Никон угрюмо замолчал. И после этого несколько дней длилась его ссора с Покойником. А потом они сошлись, выпили на мировую, и все опять пошло по-старому.
И фамилия Никона продолжала красоваться на черной доске.
В выходной день в никоновском бараке с утра была веселая сутолока. Никон не знал в чем дело, потому что накануне вернулся поздно ночью от Покойника. Когда он спросил соседа, тот торопливо и словно нехотя бросил:
— В колхоз на воскресник едем!
— Зачем?
— Чудак! Спросил тоже: зачем? Колхозникам помогать.
Никон потянулся на постели и зевнул.
— Чего им помогать? Сами справятся…
Рабочие ушли из барака. Никон укутался одеялом и решил поспать. Но сна не было. В голове шумело, мутило вчерашнее. И к тому же слегка задело то обстоятельство, что вот почти все сожители по бараку весело и дружно отправились в деревню, в колхоз, а он должен страдать в одиночестве от похмелья. Никон давно не был в деревне — года два, если не больше, деревню он не любил, но сейчас он не прочь бы побывать там, появиться на широкой улице в праздничный день с гармонью, заиграть и заставить всех деревенских девушек встрепенуться и замереть в предвкушении веселой вечерки.
Поворочавшись на постели, полежав и так и этак, Никон, кряхтя и морщась, поднялся и стал одеваться. Сна не было. Пожалуй, лучше будет выйти на улицу, на вольный воздух.

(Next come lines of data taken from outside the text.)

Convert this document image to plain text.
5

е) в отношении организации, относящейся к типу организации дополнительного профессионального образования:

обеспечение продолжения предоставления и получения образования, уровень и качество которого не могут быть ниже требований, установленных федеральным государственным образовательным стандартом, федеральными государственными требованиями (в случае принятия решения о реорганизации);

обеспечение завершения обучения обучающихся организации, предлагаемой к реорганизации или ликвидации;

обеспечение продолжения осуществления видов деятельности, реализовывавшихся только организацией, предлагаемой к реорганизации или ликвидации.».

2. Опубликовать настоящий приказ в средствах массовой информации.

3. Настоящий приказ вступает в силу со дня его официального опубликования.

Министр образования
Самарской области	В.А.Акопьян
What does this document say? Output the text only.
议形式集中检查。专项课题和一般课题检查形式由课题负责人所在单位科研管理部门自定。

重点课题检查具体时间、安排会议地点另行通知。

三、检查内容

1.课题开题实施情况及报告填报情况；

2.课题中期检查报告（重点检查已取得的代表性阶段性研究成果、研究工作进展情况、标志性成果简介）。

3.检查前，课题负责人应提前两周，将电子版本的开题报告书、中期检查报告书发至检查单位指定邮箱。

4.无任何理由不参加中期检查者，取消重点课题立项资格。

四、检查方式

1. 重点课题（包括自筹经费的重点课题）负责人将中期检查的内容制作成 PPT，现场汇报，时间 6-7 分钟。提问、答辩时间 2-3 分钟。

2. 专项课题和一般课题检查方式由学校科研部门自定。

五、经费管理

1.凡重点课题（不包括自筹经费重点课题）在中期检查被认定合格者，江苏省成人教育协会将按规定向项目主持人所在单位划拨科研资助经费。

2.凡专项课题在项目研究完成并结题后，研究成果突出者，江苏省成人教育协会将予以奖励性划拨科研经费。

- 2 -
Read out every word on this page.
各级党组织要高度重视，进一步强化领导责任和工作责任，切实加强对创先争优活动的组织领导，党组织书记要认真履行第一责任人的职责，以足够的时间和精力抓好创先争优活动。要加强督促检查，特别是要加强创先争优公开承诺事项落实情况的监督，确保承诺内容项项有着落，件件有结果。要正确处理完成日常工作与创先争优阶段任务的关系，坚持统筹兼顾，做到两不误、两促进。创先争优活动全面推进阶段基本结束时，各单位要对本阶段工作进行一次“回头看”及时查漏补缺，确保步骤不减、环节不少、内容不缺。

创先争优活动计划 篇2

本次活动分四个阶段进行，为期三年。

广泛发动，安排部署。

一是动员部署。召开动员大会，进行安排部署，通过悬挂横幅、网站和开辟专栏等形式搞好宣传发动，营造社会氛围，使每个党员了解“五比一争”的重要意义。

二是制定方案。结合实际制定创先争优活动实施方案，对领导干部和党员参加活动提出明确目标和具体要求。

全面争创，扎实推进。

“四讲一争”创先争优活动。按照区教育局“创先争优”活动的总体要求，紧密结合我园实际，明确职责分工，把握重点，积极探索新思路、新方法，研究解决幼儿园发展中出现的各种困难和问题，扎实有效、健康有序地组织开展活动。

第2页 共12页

В поселке, над которым поднималось раннее яркое утро, было тихо и пустынно. День обещал быть жарким. Поблескивали верхушки и коньки крыш и все кругом казалось опрятным, прибранным и праздничным. Никон жадно глотнул свежего воздуха, расправил грудь, потянулся. На свежем воздухе было хорошо, но пустынность и безмолвие улицы навеяли на Никона тоску. Он с досадой подумал, что вот нет у него настоящих дружков, приятелей, что один-единственный близкий знакомый у него — Покойник, с которым только и можно, что тяжело гулять и пьянствовать.
И Никону вспомнилась Владимирская шахта, Милитина, Востреньких и другие ребята, которые в первое время так весело и хорошо слушали его музыку и хвалили ее, а потом откачнулись от него за халатность в работе.
«Ишь, чтобы я, значит, надрывался на работе, — стал перед кем-то оправдываться Никон, — чтоб свыше сил… Я, может, не могу?.. У меня талант!..»
И еще вдруг отчетливо и ясно вспомнились слова Востреньких:
— Если бы ты настоящий шахтер был, так и гармонь твоя в пользу бы шла!..
Никону от воспоминаний, от ясного утра и от вчерашней пьянки стало тоскливо.
Он вернулся в барак, присел на свою койку, посидел, снова встал, взял с табурета гармонь, осторожно отстегнул крючок и нежно растянул меха. Лицо его чуть-чуть прояснилось, пальцы осторожно пробежали по ладам: обрывок тихой проголосной песни прожурчал в тишине барака. Никон забрал гармонь и опять вышел на улицу. И там, устроившись в укромном местечке на солнце, которое все яростней и яростней забирало силу, стал играть.
Он играл грустные песни. Жалобные и тоскующие, его песни наполняли самого его сладкою тоскою. И от тоски этой к горлу его подступали слезы и было жалко самого себя.
Он играл песню за песней. И были они от полей, грустных и заброшенных, от темной и беспросветной жизни, от горькой доли, которая сложила их. И были они, эти песни, чужими и невероятными в это сияющее теплое утро, в этом месте, где поля не грустили и доля была светлой. Но тем не менее, по мере того, как Никон играл, из дверей тихо выходили слушатели, останавливались и задумчиво слушали. Они впитывали в себя песни Никона, они вслушивались в грустные звуки и тихая задумчивость охватывала их.